I have a desk that is supposed to be the place where I sit to draw. Said desk essentially never gets used. If I sit at said desk, I get climbed on, jumped on, and all that jazz. Some kitties in the house, such as a certain calico named Tonks, will pretty much demand I go sit on the couch instead so that they can lounge on top me. Tonks especially loves for me to stretch my legs out on the couch so that she can snuggle in between them, which is what she's doing in the photo above. It's not really very easy to doodle while sitting on a couch, and it often involves using a pillow and clipboard as a makeshift desk. In truth, though, the couch time kitty cuddles make it totally worth it.
Happy Tuesday, friends!
Doodle of the Day: Flashback Tuesday
Today's flashback doodle stems way back to November of 2016, and is an example of how my style has changed here and there over the years.
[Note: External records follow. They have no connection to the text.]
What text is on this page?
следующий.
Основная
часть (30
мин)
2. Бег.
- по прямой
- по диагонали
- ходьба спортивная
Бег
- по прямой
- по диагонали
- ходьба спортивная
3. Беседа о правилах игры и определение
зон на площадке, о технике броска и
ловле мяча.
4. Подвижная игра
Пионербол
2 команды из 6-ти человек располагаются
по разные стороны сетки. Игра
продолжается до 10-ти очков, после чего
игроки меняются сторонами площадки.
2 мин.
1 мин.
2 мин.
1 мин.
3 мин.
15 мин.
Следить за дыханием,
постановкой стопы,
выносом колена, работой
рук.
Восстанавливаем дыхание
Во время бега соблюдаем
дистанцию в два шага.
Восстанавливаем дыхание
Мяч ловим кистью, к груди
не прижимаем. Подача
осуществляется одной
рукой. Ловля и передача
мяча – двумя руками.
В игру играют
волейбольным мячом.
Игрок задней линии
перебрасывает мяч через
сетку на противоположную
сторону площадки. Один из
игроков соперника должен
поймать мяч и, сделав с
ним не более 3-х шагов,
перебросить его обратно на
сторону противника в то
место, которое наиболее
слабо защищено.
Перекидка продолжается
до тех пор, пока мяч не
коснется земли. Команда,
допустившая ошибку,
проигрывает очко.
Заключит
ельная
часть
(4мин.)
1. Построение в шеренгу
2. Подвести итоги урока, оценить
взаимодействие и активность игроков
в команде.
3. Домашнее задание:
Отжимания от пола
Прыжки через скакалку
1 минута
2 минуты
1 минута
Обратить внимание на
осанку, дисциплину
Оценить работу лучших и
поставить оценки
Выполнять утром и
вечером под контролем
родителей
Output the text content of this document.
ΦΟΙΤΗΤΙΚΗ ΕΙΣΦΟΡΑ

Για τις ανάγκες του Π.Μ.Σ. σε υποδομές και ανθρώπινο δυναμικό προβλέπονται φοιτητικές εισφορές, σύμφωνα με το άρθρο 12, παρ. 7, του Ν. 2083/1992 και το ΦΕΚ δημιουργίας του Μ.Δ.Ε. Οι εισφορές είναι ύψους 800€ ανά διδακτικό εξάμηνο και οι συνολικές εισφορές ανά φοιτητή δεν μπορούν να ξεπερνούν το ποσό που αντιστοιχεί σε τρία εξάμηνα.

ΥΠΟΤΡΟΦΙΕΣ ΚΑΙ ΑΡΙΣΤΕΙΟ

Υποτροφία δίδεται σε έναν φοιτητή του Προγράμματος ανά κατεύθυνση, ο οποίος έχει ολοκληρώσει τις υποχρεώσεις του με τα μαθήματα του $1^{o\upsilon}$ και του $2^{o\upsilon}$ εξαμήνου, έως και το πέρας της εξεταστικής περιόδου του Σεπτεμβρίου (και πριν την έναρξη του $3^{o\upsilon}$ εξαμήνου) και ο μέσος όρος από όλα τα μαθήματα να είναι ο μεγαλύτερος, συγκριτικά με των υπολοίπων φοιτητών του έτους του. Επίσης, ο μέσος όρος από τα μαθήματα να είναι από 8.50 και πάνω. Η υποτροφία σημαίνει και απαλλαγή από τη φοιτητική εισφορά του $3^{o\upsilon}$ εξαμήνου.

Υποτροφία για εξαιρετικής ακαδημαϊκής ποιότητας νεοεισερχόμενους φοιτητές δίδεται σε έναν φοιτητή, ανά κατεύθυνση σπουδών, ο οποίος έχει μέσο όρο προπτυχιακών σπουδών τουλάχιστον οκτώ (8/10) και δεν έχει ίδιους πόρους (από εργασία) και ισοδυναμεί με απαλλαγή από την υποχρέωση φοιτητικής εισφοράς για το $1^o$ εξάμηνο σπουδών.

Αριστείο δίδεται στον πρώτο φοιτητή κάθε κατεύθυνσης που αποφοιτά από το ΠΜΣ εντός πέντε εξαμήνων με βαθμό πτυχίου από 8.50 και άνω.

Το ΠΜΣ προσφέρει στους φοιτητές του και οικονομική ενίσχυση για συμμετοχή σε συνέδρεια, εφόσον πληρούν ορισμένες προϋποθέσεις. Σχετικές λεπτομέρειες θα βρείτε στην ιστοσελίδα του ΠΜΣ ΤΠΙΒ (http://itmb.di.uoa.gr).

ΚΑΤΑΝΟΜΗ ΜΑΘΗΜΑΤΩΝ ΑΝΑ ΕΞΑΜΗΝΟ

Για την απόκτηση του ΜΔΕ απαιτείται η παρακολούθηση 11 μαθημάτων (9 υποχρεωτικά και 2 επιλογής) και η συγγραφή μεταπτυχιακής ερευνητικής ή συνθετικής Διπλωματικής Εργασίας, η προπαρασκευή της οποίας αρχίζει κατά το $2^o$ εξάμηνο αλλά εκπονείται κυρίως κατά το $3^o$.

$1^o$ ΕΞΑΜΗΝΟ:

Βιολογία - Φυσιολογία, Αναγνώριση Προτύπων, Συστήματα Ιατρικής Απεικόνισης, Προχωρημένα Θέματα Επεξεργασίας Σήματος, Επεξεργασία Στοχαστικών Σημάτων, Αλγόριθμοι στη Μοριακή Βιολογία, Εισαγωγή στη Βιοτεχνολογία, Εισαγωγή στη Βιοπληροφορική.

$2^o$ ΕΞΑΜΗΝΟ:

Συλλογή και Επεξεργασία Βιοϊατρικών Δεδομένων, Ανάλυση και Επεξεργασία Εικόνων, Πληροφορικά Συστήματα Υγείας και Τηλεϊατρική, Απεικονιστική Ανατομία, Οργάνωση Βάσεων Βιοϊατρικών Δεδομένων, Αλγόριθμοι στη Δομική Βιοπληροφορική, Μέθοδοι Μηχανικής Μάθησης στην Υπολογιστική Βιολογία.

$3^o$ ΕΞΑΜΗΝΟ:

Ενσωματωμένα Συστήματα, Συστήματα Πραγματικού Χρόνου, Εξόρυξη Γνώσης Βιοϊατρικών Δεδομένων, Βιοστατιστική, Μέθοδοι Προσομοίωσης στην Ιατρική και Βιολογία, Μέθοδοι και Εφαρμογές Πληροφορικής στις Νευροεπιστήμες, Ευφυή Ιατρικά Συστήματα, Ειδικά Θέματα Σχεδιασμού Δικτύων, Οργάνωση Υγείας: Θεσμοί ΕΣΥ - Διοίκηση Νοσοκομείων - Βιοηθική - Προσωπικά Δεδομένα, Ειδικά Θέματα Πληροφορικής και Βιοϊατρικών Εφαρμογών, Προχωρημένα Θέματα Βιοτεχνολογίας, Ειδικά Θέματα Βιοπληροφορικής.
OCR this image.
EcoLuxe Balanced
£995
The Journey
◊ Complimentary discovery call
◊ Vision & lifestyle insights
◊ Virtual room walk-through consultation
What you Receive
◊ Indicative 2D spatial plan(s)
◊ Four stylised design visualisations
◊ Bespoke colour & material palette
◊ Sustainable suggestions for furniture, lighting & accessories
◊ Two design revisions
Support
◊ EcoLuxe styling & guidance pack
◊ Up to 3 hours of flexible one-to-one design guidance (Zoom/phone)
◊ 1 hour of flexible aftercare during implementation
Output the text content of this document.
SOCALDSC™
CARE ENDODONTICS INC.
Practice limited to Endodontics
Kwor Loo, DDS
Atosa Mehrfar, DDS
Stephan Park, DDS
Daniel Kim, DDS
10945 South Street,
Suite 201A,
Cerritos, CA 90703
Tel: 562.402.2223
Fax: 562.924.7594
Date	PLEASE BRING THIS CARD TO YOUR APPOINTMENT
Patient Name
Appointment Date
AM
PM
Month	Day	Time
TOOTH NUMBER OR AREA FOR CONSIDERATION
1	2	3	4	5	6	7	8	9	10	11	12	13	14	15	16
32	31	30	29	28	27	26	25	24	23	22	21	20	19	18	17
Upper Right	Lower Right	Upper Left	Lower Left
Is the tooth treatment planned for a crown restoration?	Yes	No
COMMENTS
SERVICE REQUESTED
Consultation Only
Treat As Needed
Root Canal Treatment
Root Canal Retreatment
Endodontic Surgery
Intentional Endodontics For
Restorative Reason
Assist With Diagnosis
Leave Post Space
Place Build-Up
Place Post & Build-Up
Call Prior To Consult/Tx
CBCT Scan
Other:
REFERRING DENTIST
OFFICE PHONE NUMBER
Nowadays, I'd never intentionally doodle a cat without a tail. Even cats ducked behind something, such as the table in the above doodle, or even in the case of the kitty peeking down from the top, would get a tail in my current style of doodling. It kind of drives me nuts to look at my old doodles in which cats were not always given tails. And even when a cat was given a tail in my old doodling days, it was doodled in a very different style.
Did you know?
Did you know that there have been multiple painters in the history of art whose paintings almost exclusively depicted cats? A couple such painters include Henriette Ronner-Knip, Louis Wain, and Theophile Steinlen. Painting isn't the only art form in which cats have been stars for centuries, though. For example, our current generation isn't the only one with folks who are obsessed with cute photos of cats. In the 1800s, a photographer named Harry Pointer snapped hundreds of photos of cats. Some of these photos include cats dressed up or posed in anthropomorphic manners. Such artists have helped the world fall and stay in love with cats for centuries.